Pauline is more sympathetic toward Degas—as am I—when she sees the severity of his vision loss, how much he suffered as a result of it, and his heroic dedication to his craft in the face of daunting circumstances.
In terms of his vision loss, even when working only a few inches from where Pauline was posing, Degas could only vaguely see her form. As a result, he would have to get up and touch her when he needed to check such things as the position of a joint, returning to his work to mold what he had felt in clay (he sometimes sculpted in clay and sometimes in plastiline or wax). Other times, he would take measurements using a reduction compass. Yet, though Degas worked for hours every day, as far as Pauline could see, he never seemed to make any progress. As with so many other statuettes he had worked on, she expected him to abandon the one she was posing for.
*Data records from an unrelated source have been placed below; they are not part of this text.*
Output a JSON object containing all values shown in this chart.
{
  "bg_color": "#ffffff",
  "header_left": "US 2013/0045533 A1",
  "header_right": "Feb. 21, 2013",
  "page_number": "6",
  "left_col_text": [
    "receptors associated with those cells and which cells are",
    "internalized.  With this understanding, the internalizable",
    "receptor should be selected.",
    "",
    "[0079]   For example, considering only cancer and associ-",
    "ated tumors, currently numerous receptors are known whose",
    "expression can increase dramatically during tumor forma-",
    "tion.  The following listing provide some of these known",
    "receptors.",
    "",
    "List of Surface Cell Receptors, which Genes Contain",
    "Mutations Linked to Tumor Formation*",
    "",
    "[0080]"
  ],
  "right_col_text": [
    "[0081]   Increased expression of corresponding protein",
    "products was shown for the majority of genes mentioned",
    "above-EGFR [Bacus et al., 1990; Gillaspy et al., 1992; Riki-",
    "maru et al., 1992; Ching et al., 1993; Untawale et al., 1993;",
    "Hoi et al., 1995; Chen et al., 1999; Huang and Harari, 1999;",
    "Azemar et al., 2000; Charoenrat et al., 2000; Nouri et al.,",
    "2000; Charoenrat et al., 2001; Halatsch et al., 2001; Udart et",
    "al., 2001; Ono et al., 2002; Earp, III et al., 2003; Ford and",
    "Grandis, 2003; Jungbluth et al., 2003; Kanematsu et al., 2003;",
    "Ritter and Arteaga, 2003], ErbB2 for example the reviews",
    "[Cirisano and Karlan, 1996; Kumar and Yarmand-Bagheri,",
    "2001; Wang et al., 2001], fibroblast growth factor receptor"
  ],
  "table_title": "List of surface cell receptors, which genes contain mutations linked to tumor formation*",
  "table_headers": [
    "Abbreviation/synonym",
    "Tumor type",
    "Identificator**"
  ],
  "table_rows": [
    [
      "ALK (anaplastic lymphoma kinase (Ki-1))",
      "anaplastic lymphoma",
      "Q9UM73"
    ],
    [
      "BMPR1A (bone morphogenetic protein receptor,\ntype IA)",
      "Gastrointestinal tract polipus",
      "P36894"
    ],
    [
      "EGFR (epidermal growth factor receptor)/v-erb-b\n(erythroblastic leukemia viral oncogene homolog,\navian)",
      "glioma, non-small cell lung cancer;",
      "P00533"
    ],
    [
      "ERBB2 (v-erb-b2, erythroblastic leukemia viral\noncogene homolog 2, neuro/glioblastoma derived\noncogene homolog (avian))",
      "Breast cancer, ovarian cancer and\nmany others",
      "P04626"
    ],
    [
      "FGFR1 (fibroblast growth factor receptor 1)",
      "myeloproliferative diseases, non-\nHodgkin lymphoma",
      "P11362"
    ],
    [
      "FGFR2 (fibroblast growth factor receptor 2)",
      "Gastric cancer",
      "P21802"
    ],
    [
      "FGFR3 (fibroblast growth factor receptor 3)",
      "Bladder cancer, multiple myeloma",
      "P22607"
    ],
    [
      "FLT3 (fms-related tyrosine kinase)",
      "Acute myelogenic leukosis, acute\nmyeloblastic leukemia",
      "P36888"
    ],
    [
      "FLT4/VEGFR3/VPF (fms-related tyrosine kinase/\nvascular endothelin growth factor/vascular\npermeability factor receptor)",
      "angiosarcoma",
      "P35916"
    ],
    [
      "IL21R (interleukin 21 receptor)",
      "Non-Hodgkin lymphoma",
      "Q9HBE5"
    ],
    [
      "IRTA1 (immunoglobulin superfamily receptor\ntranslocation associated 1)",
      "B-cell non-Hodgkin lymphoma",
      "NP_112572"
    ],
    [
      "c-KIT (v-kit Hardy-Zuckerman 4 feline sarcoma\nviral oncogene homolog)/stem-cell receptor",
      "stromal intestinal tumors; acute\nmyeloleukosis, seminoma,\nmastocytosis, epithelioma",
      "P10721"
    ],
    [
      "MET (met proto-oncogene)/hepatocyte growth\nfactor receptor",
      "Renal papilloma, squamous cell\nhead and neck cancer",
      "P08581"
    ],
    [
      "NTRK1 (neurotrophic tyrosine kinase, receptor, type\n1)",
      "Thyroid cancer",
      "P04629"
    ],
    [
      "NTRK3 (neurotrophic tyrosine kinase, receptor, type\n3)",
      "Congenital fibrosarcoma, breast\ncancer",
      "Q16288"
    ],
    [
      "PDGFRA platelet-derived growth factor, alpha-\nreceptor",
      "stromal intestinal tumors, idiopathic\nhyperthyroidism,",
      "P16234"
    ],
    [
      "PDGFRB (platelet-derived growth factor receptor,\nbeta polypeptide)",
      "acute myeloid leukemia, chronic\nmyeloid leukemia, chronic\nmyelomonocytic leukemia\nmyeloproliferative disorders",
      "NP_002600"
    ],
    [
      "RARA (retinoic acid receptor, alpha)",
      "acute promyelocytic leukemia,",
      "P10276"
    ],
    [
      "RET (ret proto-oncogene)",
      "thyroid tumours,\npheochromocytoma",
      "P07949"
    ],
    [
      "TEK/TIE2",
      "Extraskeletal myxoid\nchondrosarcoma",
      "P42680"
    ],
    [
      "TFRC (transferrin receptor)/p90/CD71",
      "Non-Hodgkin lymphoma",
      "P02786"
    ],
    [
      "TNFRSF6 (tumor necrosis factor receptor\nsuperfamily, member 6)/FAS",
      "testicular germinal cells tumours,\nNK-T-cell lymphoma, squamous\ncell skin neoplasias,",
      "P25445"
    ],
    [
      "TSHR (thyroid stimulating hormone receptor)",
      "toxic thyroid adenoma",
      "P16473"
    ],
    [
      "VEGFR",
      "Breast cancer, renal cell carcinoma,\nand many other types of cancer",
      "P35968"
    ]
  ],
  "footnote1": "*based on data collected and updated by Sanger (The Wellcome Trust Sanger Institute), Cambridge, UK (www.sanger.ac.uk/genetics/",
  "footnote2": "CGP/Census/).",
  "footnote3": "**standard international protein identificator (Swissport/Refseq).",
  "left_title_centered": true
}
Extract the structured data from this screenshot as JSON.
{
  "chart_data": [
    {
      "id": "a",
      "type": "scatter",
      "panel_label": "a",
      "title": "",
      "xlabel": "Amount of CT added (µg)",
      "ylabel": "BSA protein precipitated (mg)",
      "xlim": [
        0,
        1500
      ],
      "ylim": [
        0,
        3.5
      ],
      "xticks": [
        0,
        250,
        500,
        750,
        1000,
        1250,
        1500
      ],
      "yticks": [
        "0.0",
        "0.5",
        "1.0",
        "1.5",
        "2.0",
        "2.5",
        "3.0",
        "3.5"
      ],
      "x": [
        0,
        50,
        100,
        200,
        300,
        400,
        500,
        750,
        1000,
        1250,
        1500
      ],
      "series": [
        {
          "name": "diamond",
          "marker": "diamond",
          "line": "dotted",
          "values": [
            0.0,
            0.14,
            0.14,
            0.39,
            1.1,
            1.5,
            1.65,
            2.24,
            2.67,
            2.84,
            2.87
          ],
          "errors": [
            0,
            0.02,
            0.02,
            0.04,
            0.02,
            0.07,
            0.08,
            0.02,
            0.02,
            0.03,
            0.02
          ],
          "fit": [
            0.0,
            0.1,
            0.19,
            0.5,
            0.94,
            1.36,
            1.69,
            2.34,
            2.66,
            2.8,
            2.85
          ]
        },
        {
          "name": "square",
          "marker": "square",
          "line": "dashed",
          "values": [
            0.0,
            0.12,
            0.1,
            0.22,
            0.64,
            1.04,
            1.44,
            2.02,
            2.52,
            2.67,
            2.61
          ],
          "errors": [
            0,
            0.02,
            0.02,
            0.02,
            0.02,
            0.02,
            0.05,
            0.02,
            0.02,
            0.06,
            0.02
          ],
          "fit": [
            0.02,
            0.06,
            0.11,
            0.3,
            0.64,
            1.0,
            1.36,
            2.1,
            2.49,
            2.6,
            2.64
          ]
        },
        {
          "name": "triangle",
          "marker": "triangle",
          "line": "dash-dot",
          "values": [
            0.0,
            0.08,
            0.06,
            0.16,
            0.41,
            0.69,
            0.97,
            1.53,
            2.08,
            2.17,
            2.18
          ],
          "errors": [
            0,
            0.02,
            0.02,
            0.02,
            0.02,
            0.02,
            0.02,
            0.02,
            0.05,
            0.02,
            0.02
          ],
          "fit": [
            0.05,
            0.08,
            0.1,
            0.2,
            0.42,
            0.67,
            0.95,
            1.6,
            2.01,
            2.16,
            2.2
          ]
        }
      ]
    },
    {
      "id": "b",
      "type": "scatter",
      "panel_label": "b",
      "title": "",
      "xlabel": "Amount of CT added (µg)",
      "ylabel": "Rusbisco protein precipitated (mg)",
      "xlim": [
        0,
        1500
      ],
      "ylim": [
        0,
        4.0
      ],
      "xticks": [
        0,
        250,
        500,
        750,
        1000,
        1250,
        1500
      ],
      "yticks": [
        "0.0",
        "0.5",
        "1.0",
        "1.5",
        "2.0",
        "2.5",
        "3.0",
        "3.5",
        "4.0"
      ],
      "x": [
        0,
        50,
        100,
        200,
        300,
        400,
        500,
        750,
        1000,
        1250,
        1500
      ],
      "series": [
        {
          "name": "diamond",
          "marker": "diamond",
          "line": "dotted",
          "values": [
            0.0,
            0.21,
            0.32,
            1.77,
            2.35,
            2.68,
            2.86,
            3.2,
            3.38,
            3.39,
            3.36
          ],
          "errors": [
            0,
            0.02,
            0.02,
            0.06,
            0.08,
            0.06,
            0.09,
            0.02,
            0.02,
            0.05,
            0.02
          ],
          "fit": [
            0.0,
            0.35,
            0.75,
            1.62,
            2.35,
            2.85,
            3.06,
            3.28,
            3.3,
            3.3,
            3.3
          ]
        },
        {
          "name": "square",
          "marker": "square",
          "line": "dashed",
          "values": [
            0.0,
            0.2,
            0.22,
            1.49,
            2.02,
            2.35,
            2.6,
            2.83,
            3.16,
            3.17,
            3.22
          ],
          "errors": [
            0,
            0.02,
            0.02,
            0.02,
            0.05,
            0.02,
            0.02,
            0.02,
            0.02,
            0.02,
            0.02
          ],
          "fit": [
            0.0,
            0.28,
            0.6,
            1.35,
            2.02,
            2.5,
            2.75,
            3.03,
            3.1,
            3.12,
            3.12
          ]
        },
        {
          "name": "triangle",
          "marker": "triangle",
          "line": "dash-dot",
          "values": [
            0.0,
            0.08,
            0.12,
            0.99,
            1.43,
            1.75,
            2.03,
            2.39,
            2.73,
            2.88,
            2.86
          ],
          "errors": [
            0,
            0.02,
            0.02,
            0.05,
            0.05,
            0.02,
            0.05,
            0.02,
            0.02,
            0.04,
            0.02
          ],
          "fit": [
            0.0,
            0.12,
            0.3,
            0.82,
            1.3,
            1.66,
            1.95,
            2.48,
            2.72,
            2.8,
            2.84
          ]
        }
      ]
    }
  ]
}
Before he had a chance to abandon it, however, about a year into his work, the armature failed and only bits and pieces of the sculpture were left on the wire skeleton.
Refusing defeat, Degas began anew again and again, but misfortune continued to befall the work-in-progress. On one occasion, a cork he’d stuffed into the plastiline to save on materials worked its way out and destroyed the back of the sculpture. Pauline observed that Degas struggled with the craft of sculpting; likely true, since he was a painter by training.
Eventually, as Pauline had all along expected, he gave up on the sculpture and sent her packing:
“We have nothing left to do together.”
Twice the artist sent her away again, asking that she return a few weeks later; but the third time he welcomed her coldly. Pauline could feel that the sight of her was disagreeable to him, since it reminded him of the unfinished statuette and he wanted above all to put it firmly out of mind. He dismissed her on the spot, with words that she felt were unkind:
“We have nothing left to do together.”
His words made Pauline bitter, and she stopped passing by his apartment.
A year after “Degas and His Model” was published in Le Mercure, several different versions of “Dancer Looking at the Sole of Her Right Foot” were among the 72 figurative sculptures Degas’s heirs had cast in bronze (of the more than 150 found in his studio after his death). Pauline’s story shows us that Degas was a flawed man who behaved egregiously and held terrible views of his fellow human beings. But it also deepens our appreciation of both his effort—and hers—in making great works of art possible.